I want to contrast several distinctly different schemes to pass access to data between program modules which I call routines here. When RAM is not shared between the caller and routine, data must be included in a message to the routine, but this note is about those platforms where one can share RAM, by which I mean that the data need not be moved from one DRAM address to another.

Since computer memories were big enough to hold arrays, programs have passed addresses of those arrays in calls to subroutines in order for the routines to do special processing on the array. Another reason to pass the address was when the purpose of the routine was to modify the data.

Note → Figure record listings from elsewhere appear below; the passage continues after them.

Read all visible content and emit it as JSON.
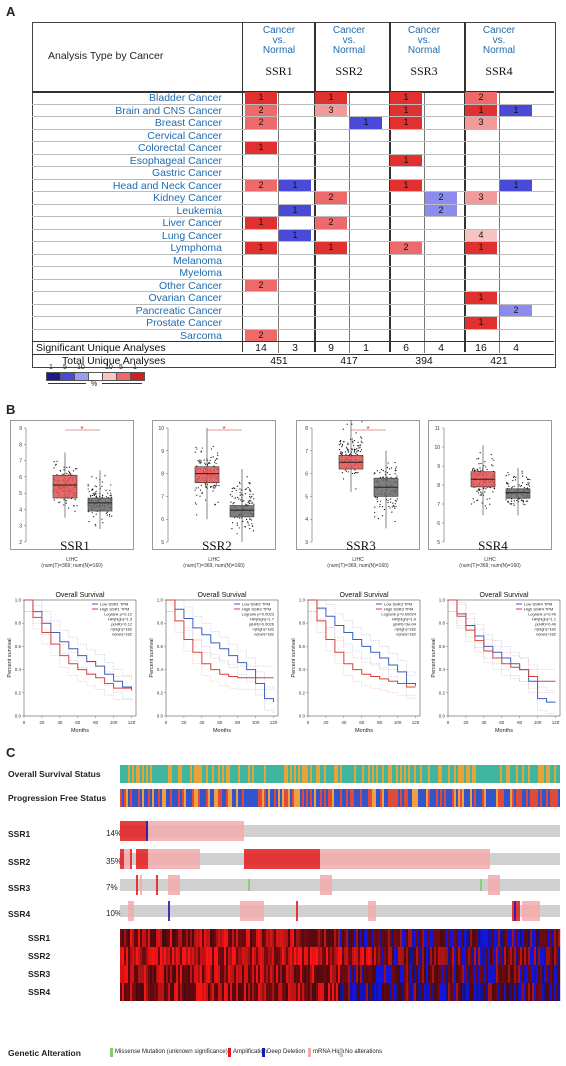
{
  "panels": {
    "a": "A",
    "b": "B",
    "c": "C"
  },
  "panelA": {
    "header_analysis": "Analysis Type by Cancer",
    "genes": [
      "SSR1",
      "SSR2",
      "SSR3",
      "SSR4"
    ],
    "cvn_line1": "Cancer",
    "cvn_line2": "vs.",
    "cvn_line3": "Normal",
    "cancers": [
      "Bladder Cancer",
      "Brain and CNS Cancer",
      "Breast Cancer",
      "Cervical Cancer",
      "Colorectal Cancer",
      "Esophageal Cancer",
      "Gastric Cancer",
      "Head and Neck Cancer",
      "Kidney Cancer",
      "Leukemia",
      "Liver Cancer",
      "Lung Cancer",
      "Lymphoma",
      "Melanoma",
      "Myeloma",
      "Other Cancer",
      "Ovarian Cancer",
      "Pancreatic Cancer",
      "Prostate Cancer",
      "Sarcoma"
    ],
    "cells": [
      [
        "1",
        "",
        "1",
        "",
        "1",
        "",
        "2",
        ""
      ],
      [
        "2",
        "",
        "3",
        "",
        "1",
        "",
        "1",
        "1"
      ],
      [
        "2",
        "",
        "",
        "1",
        "1",
        "",
        "3",
        ""
      ],
      [
        "",
        "",
        "",
        "",
        "",
        "",
        "",
        ""
      ],
      [
        "1",
        "",
        "",
        "",
        "",
        "",
        "",
        ""
      ],
      [
        "",
        "",
        "",
        "",
        "1",
        "",
        "",
        ""
      ],
      [
        "",
        "",
        "",
        "",
        "",
        "",
        "",
        ""
      ],
      [
        "2",
        "1",
        "",
        "",
        "1",
        "",
        "",
        "1"
      ],
      [
        "",
        "",
        "2",
        "",
        "",
        "2",
        "3",
        ""
      ],
      [
        "",
        "1",
        "",
        "",
        "",
        "2",
        "",
        ""
      ],
      [
        "1",
        "",
        "2",
        "",
        "",
        "",
        "",
        ""
      ],
      [
        "",
        "1",
        "",
        "",
        "",
        "",
        "4",
        ""
      ],
      [
        "1",
        "",
        "1",
        "",
        "2",
        "",
        "1",
        ""
      ],
      [
        "",
        "",
        "",
        "",
        "",
        "",
        "",
        ""
      ],
      [
        "",
        "",
        "",
        "",
        "",
        "",
        "",
        ""
      ],
      [
        "2",
        "",
        "",
        "",
        "",
        "",
        "",
        ""
      ],
      [
        "",
        "",
        "",
        "",
        "",
        "",
        "1",
        ""
      ],
      [
        "",
        "",
        "",
        "",
        "",
        "",
        "",
        "2"
      ],
      [
        "",
        "",
        "",
        "",
        "",
        "",
        "1",
        ""
      ],
      [
        "2",
        "",
        "",
        "",
        "",
        "",
        "",
        ""
      ]
    ],
    "sig_label": "Significant Unique Analyses",
    "sig_values": [
      "14",
      "3",
      "9",
      "1",
      "6",
      "4",
      "16",
      "4"
    ],
    "total_label": "Total Unique Analyses",
    "total_values": [
      "451",
      "417",
      "394",
      "421"
    ],
    "legend_nums": [
      "1",
      "5",
      "10",
      "10",
      "5",
      "1"
    ],
    "legend_pct": "%"
  },
  "panelB": {
    "box_genes": [
      "SSR1",
      "SSR2",
      "SSR3",
      "SSR4"
    ],
    "box_sub": "LIHC",
    "box_sub2": "(num(T)=369; num(N)=160)",
    "star": "*",
    "box_data": [
      {
        "t": [
          5.5,
          4.7,
          6.1,
          3.5,
          7.5
        ],
        "n": [
          4.4,
          3.9,
          4.7,
          2.8,
          6.4
        ],
        "ymin": 2,
        "ymax": 9,
        "ticks": [
          "2",
          "3",
          "4",
          "5",
          "6",
          "7",
          "8",
          "9"
        ],
        "sig": true
      },
      {
        "t": [
          8.0,
          7.6,
          8.3,
          6.0,
          10.0
        ],
        "n": [
          6.4,
          6.1,
          6.6,
          5.0,
          8.2
        ],
        "ymin": 5,
        "ymax": 10,
        "ticks": [
          "5",
          "6",
          "7",
          "8",
          "9",
          "10"
        ],
        "sig": true
      },
      {
        "t": [
          6.5,
          6.2,
          6.8,
          5.2,
          8.5
        ],
        "n": [
          5.4,
          5.0,
          5.8,
          3.6,
          7.0
        ],
        "ymin": 3,
        "ymax": 8,
        "ticks": [
          "3",
          "4",
          "5",
          "6",
          "7",
          "8"
        ],
        "sig": true
      },
      {
        "t": [
          8.3,
          7.9,
          8.7,
          6.4,
          10.1
        ],
        "n": [
          7.6,
          7.3,
          7.8,
          6.4,
          8.9
        ],
        "ymin": 5,
        "ymax": 11,
        "ticks": [
          "5",
          "6",
          "7",
          "8",
          "9",
          "10",
          "11"
        ],
        "sig": false
      }
    ],
    "km_title": "Overall Survival",
    "km_ylabel": "Percent survival",
    "km_xlabel": "Months",
    "km_xticks": [
      "0",
      "20",
      "40",
      "60",
      "80",
      "100",
      "120"
    ],
    "km_yticks": [
      "0.0",
      "0.2",
      "0.4",
      "0.6",
      "0.8",
      "1.0"
    ],
    "km_legends": [
      [
        "Low SSR1 TPM",
        "High SSR1 TPM",
        "Logrank p=0.12",
        "HR(high)=1.3",
        "p(HR)=0.12",
        "n(high)=182",
        "n(low)=182"
      ],
      [
        "Low SSR2 TPM",
        "High SSR2 TPM",
        "Logrank p=0.0023",
        "HR(high)=1.7",
        "p(HR)=0.0026",
        "n(high)=182",
        "n(low)=182"
      ],
      [
        "Low SSR3 TPM",
        "High SSR3 TPM",
        "Logrank p=0.00024",
        "HR(high)=1.9",
        "p(HR)=3e-04",
        "n(high)=182",
        "n(low)=182"
      ],
      [
        "Low SSR4 TPM",
        "High SSR4 TPM",
        "Logrank p=0.49",
        "HR(high)=1.1",
        "p(HR)=0.49",
        "n(high)=182",
        "n(low)=182"
      ]
    ]
  },
  "panelC": {
    "row_labels": [
      "Overall Survival Status",
      "Progression Free Status",
      "SSR1",
      "SSR2",
      "SSR3",
      "SSR4"
    ],
    "pcts": [
      "14%",
      "35%",
      "7%",
      "10%"
    ],
    "heat_labels": [
      "SSR1",
      "SSR2",
      "SSR3",
      "SSR4"
    ],
    "legend_title": "Genetic Alteration",
    "legend_items": [
      "Missense Mutation (unknown significance)",
      "Amplification",
      "Deep Deletion",
      "mRNA High",
      "No alterations"
    ],
    "colors": {
      "missense": "#7ccf6b",
      "amp": "#e31a1c",
      "del": "#1a1aa8",
      "mrna": "#f2a9a9",
      "none": "#c8c8c8"
    }
  }
}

Classic Compiled Languages
In this world the compiled code passes RAM address to and fro. Perhaps the compiler is clever enough to ensure that the code it compiles accesses only data to which it as received legitimate access. In C and many other languages the programmer can write code to wield illegitimate access to data.
Java
Java enforces its rules for accessing data.
Privileged code
In so far as a call is mediated by privileged code that is able to define the address spaces of the caller and routine, access to data can be passed, presumably at the behest of the caller, to the routine by modifying the routine’s address space to include the data. Doing this with hardware maps such as found on x68, PowerPC, SPARC 32b, 370, 390, is straight forward. It works well for a real cache. Only whole page sets are passable in this way. Keykos does this while sharing page tables as well as pages. How the caller asks for this and how the privileged code chooses the portion of the address space of the routine depends and many conflicting kernel design patterns.
mmap
Unix can share data across what it calls processes thru pipes, but that sends data which we are not considering here. Unix can also share data thru the mmap system call and then two or more processes share a portion of real RAM which appears in their respective address spaces. (Some versions of Unix do not show one process the results of another’s store until an msync call is made by the writer, and some, not even then.)
None of these provide for rescinding such access.